Possiamo affermare che fu, in parte, dovuto a questo senso morale che permise ai glossatori di fare uso di tutto il loro ingegno per offrire un lavoro, su una materia solidificata attraverso i secoli, nel modo più convincente ed attinente alla realtà del tempo.

Forse essi si possono scambiare per dei profeti che hanno letto, attraverso la loro mente, il lungo cammino dell’idea del diritto inteso in senso moderno e raziocinante.

I glossatori erano tuttavia, a pieni poteri, dei magnati della vita pubblica ed esercitavano la loro attività senza sosta alcuna, i loro contatti con i dominatori e i protagonisti di quei secoli, li hanno fatti sentire parte integrante di un sistema di cui essi stessi hanno finito per codificare leggi ed usi.

Irnerio fu il primo che si occupò di mettere il suo sapere a disposizione della causa di un imperatore germanico.

Si rammenta l’episodio della deposizione del Papa Gelasio ed il momento in cui Irnerio, al seguito dell’imperatore Enrico V, in piena San Pietro davanti ad una folla tumultuosa, s’accinge ad esprimere tutto il suo fervore e la sua conoscenza della materia per giustificare la giustezza del provvedimento d’adottare verso Gelasio.

Ci sono altre testimonianze di questi casi.
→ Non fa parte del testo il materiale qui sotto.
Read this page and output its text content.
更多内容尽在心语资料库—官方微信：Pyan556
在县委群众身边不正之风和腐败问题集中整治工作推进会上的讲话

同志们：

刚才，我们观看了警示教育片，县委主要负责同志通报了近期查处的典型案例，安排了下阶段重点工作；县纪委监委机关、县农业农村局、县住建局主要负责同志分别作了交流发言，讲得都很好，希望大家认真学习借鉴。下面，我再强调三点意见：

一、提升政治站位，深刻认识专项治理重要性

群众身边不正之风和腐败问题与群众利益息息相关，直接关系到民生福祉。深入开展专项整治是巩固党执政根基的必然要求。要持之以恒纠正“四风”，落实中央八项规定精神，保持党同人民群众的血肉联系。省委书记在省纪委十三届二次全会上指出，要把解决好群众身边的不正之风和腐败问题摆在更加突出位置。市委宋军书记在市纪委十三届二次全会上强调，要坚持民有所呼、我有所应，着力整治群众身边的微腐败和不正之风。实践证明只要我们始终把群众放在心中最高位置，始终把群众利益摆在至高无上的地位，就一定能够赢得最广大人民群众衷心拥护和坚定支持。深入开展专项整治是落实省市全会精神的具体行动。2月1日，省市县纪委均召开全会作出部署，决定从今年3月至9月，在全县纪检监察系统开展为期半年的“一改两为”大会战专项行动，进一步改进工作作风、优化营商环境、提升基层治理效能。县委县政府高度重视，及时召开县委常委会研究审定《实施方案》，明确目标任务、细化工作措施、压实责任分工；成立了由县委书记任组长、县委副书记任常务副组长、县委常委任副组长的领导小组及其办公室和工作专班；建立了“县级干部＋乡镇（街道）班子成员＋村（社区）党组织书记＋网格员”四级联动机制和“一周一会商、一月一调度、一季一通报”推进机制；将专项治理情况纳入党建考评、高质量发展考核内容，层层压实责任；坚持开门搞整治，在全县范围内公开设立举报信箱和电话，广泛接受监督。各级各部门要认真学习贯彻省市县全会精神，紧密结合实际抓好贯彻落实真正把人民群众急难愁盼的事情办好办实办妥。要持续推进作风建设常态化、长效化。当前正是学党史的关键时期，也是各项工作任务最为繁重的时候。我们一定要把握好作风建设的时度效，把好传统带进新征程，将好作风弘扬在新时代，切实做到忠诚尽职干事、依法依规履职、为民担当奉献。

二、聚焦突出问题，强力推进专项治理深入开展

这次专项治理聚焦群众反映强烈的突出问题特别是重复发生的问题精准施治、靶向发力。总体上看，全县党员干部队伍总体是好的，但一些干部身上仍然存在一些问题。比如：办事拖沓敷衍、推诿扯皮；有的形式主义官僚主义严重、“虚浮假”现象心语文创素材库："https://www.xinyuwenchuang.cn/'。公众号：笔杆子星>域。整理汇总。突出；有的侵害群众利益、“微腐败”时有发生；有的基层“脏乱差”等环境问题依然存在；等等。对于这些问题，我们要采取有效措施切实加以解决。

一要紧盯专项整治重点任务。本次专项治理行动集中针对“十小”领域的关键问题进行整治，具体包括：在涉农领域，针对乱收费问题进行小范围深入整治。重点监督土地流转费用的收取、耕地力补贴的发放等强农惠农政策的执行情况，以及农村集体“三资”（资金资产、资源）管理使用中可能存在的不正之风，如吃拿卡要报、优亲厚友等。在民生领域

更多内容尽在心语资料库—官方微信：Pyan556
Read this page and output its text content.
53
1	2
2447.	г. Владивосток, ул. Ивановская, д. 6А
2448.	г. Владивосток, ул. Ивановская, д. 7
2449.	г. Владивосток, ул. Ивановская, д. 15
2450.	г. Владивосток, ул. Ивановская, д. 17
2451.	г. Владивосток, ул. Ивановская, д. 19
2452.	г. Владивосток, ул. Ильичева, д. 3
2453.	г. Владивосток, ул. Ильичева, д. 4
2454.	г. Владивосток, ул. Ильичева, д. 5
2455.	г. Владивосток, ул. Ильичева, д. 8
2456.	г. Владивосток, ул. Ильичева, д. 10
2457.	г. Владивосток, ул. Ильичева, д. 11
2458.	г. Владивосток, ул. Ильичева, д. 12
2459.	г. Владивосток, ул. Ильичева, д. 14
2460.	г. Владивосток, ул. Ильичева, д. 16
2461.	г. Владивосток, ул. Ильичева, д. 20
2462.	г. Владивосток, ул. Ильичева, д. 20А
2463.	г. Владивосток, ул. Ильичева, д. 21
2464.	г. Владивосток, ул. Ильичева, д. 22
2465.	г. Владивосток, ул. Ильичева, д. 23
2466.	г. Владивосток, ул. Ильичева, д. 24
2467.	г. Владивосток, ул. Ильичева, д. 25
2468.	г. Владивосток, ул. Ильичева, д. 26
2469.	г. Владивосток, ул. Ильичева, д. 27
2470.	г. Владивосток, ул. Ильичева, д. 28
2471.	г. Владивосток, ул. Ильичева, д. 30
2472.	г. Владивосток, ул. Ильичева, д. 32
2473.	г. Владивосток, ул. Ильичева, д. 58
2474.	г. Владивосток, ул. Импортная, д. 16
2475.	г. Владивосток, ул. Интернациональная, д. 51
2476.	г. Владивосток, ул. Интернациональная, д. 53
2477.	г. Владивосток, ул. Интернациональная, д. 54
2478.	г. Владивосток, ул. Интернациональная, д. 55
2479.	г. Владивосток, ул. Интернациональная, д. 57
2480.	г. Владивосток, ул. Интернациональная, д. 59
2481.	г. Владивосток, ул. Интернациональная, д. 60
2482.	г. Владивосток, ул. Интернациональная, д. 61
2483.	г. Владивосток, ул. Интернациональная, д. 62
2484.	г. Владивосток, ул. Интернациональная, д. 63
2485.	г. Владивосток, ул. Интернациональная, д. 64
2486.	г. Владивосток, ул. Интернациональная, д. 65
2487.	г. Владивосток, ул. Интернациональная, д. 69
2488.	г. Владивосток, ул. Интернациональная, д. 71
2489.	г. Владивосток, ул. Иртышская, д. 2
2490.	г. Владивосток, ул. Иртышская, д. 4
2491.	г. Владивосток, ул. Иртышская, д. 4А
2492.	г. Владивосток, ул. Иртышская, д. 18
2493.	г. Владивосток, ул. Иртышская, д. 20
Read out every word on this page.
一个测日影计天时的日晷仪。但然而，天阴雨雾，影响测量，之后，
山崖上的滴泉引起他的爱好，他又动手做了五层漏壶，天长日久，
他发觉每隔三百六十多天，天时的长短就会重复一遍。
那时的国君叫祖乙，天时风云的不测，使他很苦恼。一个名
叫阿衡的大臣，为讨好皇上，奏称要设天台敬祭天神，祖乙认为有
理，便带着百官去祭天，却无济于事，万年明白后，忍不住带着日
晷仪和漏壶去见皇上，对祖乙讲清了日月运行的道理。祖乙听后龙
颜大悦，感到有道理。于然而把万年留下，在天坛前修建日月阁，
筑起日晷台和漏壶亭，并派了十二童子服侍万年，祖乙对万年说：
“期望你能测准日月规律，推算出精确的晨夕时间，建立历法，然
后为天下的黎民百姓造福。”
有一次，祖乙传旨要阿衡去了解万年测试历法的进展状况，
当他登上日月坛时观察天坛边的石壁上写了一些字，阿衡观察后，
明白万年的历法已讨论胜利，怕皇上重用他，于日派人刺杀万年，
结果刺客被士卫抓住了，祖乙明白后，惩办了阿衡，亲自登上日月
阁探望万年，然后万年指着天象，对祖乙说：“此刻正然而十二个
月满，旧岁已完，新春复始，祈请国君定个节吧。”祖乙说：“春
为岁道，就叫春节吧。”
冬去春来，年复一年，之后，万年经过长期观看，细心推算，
Ad esempio, ovunque si dovesse discutere delle condizioni giuridiche e degli “iura regalis” d’alcune città che si erano ribellate al potere imperiale.

Tutte le questioni o le diatribe che si dibattevano avevano, come protagonisti, un glossatore o addirittura tutta una scuola (vedremo, più avanti, la scuola di Bologna a fianco dell’imperatore Federico Barbarossa contro le città della Lega Lombarda).

Abbiamo avuto anche voci di glossatori contrari all’imperatore e al suo “dominatus mundi” come il Piacentino, che difese strenuamente le tesi delle cittadinanze lombarde, ma poi andò in esilio.

Ciò non significa che, come potrebbe apparire da questa testimonianza, andare contro l’imperatore portasse ad essere tenuto in disparte negli studi e dall’oscuro di tutto quel che accadeva; anzi, si poteva trovare, presso la scuola favorevole all’imperatore, materiale da affinare per rendere ancor più valide certe rivendicazioni verso il suo potere temporale.

Insomma, nella vita politica del tempo i glossatori erano politologi, diplomatici, giuristi, auditori e consiglieri al tempo stesso: dalla loro parola poteva dipendere un intero sistema strutturale.

Proprio per questo appare difficile ancor oggi ricostruire, se non parzialmente e ad elementi distaccati l’un l’altro, il loro sentire ed il loro lavoro dogmatico, senza cadere nell’esaltazione della loro passione verso questo o quel uomo.

Si può temere di cadere nella tesi della leggenda nell’utilizzare tutto ciò che troviamo su questi uomini, anche se in simili ipotesi, non del tutto remote, precisiamo che ci si può sentire a proprio agio e ci si può lasciare trasportare.

Come, ad esempio, la tesi relativa alla domanda che Federico Barbarossa fece ai due discepoli di Irnerio, Bulgaro  e Martino: “sono io il padrone del mondo ? “. Al che Martino rispose di si senza alcuna limitazione di spazio e di tempo, mentre Bulgaro rispose: “ per quanto riguarda il fare leggi, il rendere giustizia e l’amministrare l’impero tutto, si, ma per quanto riguarda la proprietà dei beni privati, no “.

Indipendentemente da come si svolsero in realtà i fatti, noi oggi possiamo interpretare l’accaduto come un contrasto tra una definizione richiesta “de jure” sulla sovranità dell’imperatore a fronte di una situazione “de facto” che non esisteva.

Ecco perché possiamo definire anche queste situazioni  al limite della leggenda, come un metodo valido per trarre comunque qualche indicazione utile ai nostri scopi.

Qui ci troviamo di fronte all'esperienza dei trattati giuridici più completa, quella che incomincia a parlare con insistenza anche del concetto di “populus”, fino ad allora sconosciuto nei suoi termini più reali e vivi.